Almond Milk – I use almond milk instead of regular cows milk. Almond milk has fewer calories, sugar, and less saturated fats than dairy. For this recipe, I use unsweetened vanilla almond milk.
Grass-fed Butter– Although butter has more saturated fats, grass-fed butter is a healthier option when you need butter in your cooking. Butter adds moistness to baked goods. Grass-fed butter has more nutrients and more unsaturated fats than traditional butter, so try to get grass-fed if you can. If you want to make this recipe even healthier, use light refined olive oil instead of butter.
Honey – Honey is a natural sugar, not refined, so it is a healthier option for those watching their weight or sugar consumption. Raw honey has more nutrients, less fructose, more probiotics, and is digested slower.

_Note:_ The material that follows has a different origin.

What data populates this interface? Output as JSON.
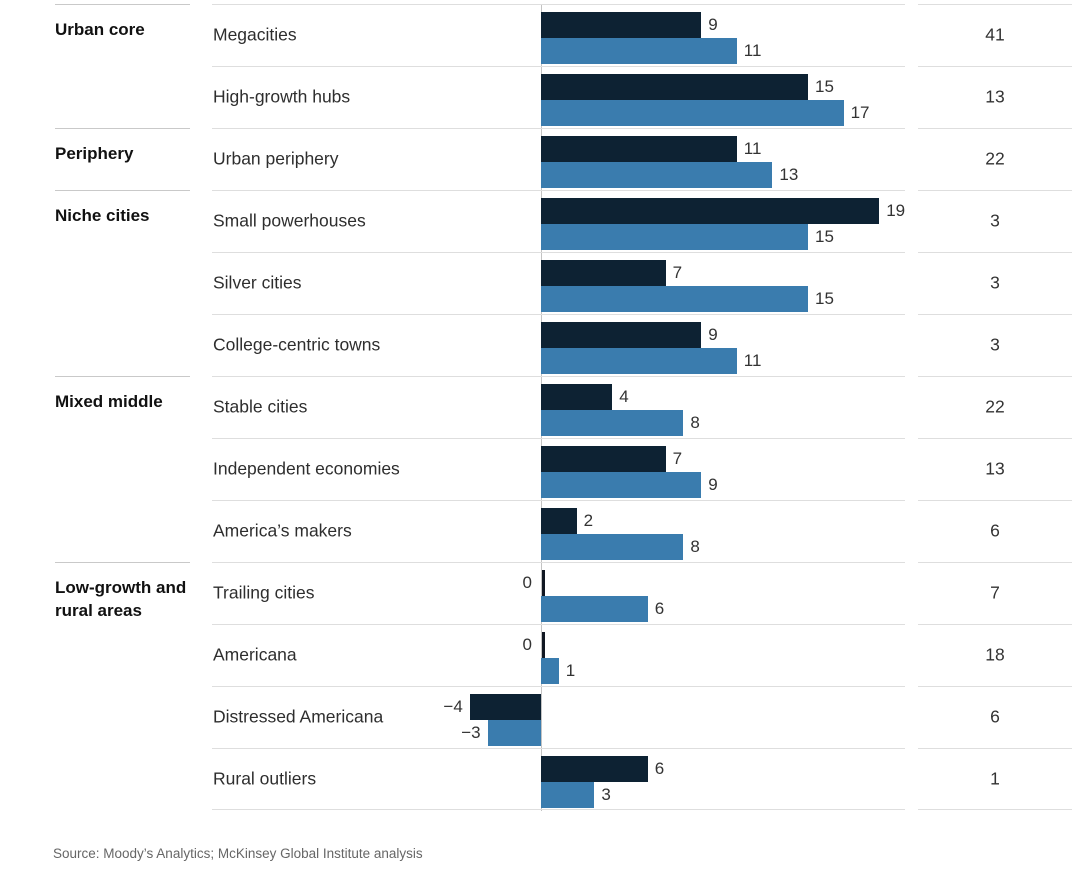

Eggs – I use grass-fed organic eggs in the batter, but if you want to make this vegan-friendly, use flax eggs or silken tofu.
Greek Yogurt – The yogurt adds a little more lift to the muffins to make them extra fluffy.
Vanilla Extract – Use real vanilla extract, not the fake stuff.
Baking Powder – Use aluminum-free baking powder or substitute with 1 cup of unsweetened Greek yogurt and 1/2 teaspoon of baking soda.
Chocolate Chips – I sometimes make these with blueberries and chocolate chips and my son loved them. I usually make 2/3 with just blueberries and 1/3 with chocolate chips and blueberries.